Prior to AI, this would be an easy answer. If the code is well written, small, covered by tests, the PR has a clear spec of what it is doing, and the author is trustworthy (meaning they know, or seem to know, what they are doing), most of the time you just scan the code to check it won’t hurt anything and merge. With AI, it gets trickier: the person submitting the code may not be the one who wrote it. How do we trust that?

This is exactly what I asked a few of my team leaders a couple of weeks ago: “What would it take for you to merge a PR without even looking at the code?” We had a bunch of answers, and in the end the conclusion was that it’s not different from what it was prior to AI. Namely:

• small, well-tested changes
• all CI checks pass
• a clear goal
• the PR is sized to the problem, no bigger, no smaller

Those are the PRs that are easy to merge, and that shouldn’t change regardless of whether AI or a human wrote the code.

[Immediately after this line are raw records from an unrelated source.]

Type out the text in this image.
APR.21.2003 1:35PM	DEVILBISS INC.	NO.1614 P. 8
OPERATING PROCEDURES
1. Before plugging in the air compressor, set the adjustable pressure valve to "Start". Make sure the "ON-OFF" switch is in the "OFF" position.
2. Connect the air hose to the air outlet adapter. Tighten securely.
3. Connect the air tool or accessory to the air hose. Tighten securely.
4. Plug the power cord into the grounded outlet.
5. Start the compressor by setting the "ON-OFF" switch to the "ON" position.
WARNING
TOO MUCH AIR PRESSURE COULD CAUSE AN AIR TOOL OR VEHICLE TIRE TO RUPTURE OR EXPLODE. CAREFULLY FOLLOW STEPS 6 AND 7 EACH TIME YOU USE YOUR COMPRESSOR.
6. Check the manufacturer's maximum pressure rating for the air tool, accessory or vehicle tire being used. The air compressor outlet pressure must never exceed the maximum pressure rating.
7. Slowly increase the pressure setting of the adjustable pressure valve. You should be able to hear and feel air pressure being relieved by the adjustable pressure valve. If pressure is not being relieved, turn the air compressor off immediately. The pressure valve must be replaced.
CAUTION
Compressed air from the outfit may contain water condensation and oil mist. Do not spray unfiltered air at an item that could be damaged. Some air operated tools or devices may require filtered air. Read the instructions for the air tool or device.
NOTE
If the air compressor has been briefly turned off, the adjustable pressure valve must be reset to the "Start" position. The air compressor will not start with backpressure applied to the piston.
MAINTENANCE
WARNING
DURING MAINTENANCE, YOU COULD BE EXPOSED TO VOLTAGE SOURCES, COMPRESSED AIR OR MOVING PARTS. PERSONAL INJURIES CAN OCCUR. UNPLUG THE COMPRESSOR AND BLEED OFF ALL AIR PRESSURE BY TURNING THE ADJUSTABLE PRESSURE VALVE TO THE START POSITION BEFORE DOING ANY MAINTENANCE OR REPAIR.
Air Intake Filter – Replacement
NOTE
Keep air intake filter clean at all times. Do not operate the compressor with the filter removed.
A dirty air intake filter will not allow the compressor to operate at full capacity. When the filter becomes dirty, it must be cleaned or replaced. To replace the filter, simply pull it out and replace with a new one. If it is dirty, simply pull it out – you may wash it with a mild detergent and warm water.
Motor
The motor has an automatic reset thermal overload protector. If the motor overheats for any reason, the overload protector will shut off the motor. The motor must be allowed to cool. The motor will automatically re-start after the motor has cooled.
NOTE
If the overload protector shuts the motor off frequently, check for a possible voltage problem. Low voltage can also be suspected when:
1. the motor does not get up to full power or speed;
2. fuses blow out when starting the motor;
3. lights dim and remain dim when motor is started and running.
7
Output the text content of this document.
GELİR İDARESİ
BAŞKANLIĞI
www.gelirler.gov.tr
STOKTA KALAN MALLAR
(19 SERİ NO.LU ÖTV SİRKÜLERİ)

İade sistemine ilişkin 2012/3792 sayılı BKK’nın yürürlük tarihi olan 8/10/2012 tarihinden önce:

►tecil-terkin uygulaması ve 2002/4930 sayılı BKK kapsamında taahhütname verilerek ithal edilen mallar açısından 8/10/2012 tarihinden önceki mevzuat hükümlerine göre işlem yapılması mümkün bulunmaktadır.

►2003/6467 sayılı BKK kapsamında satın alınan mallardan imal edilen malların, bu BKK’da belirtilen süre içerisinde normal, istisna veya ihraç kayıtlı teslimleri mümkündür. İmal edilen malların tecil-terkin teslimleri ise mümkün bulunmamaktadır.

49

If your process wasn’t mature before AI arrived, you won’t be able to capture the speed benefits AI offers. AI will produce far more code than we can ever review, and we have to be able to move fast. That means we have to be able to verify quickly if the code is harmful or not. That can only be achieved by automation, checks that verify (among others checks):

• the code does not introduce new security problems (Dependabot, Snyk, etc.)
• the code does not add excessive cyclomatic complexity, duplication, or similar code-smell signals (SonarQube, CodeClimate, etc.)
• the code is not doing something it was not supposed to be doing (This point is trickier and still need a human reviewer to judge.)

For the first time in my career, a developer has zero excuse: not to write tests, not to write meaningful and succinct documentation, and not to ship an end-to-end test that proves the fix works across the stack without introducing regressions. We should leverage that.

We should use these tools not only to produce more code but also to produce safer code, that is better covered by tests than ever, and code that, even if humans aren’t reading all of it, is easy to replace when the time comes. I’ve said more than once on this blog that good design is easy to change. That remains the core of good architecture in my book. With AI, even more so. If something is hard to change, if a change is touching way too much code and moving way too many parts, you probably should step back and check if that’s the direction you want to go. The design principle hasn’t changed.

Conclusion

Your answer to “what would it take to merge a PR without reading every line?” shouldn’t depend on whether AI wrote it. With a mature process, tests, coverage, and a clear understanding of the change, the decision is easy. Without those criteria, it’s not a PR worth merging. There will always be PRs you want to review carefully because they are bigger, more impactful, or riskier.

But there will also be PRs that are small, incremental steps forward, and it should be easy to scan them, merge, and move on. With AI we should have those on steroids, many small, incremental changes moving forward. If your process or tools don’t allow that, go back and fix them; otherwise you’re going to miss the speed this thing can bring us.